“The instinct of murder is deeply engraved in the heart of nature. It is a truly devilish instinct, since it seems to have created beings not only to eat, but to be eaten. One species of cormorants eats fishes. The fishermen exterminate the birds. And the fish disappear, because they fed on the excrement of the birds who devoured them. Thus the chain of beings is like a serpent eating his own tail.... If only we were not sentient beings, did not witness our own tortures, we might escape from this hell. There are two ways only: that of Buddha, who effaced within himself the painful illusion of life; and the religious way, which throws the veil of a dazzling falsehood over crime and sorrow. Those who devour others are said to be the chosen people who work for God. The weight of sin, thrown into one of the scales of life, finds its counterpoise beyond in the dream where all wounds and sorrows are to be cured. The form of the beyond varies from people to people and from time to time, and these variations are called Progress, though it is always the same need of illusion. Our terrible consciousness insists on seeing and reckoning with the unjust law; for if we do not give it something to bite on, fill its maw somehow, it will howl with hunger and fear, crying out: ’I must have belief or death!’ And that is why we go in flocks; for security, to make a common certainty out of our individual doubts.

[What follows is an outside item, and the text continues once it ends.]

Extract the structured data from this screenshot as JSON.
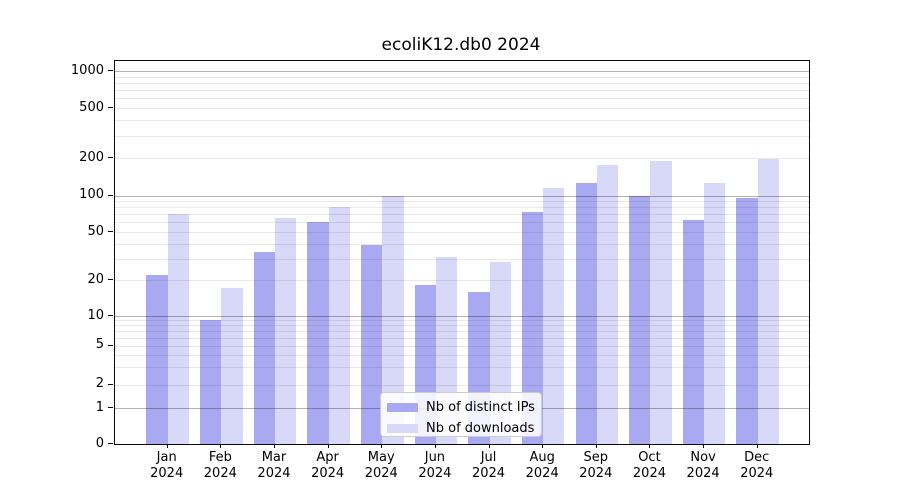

“What have we to do with truth? Most men think that truth is the Adversary. Of course they do not say this, but by a tacit agreement what they call truth is a sickening mixture of much falsehood and very little truth, which serves to paint over the lie so that we get deceit and eternal slavery. Not the monuments of faith and love are the most durable, those of servitude last much longer. Rheims and the Parthenon fall to ruins, but the Pyramids of Egypt defy the ages; all about them is the desert, its mirages and its moving sand. When I think of the millions of souls swallowed up by the spirit of slavery in the course of centuries—heretics, revolutionists, rebels lay and clerical,—I am no longer surprised at the mediocrity that spreads like greasy water over the world.
“We who have so far kept our heads above the gloomy surface, what are we to do in face of the implacable universe, where the stronger eternally crushes the weaker, and is crushed by a stronger yet, in his turn? Shall we resign ourselves to a voluntary sacrifice through pity or weariness? Or shall we join in and cut the throats of the weak, without the shadow of an illusion as to the blind cosmic cruelty? What choice is left, but to try to keep out of the struggle through selfishness—or wisdom, which is another form of the same thing?”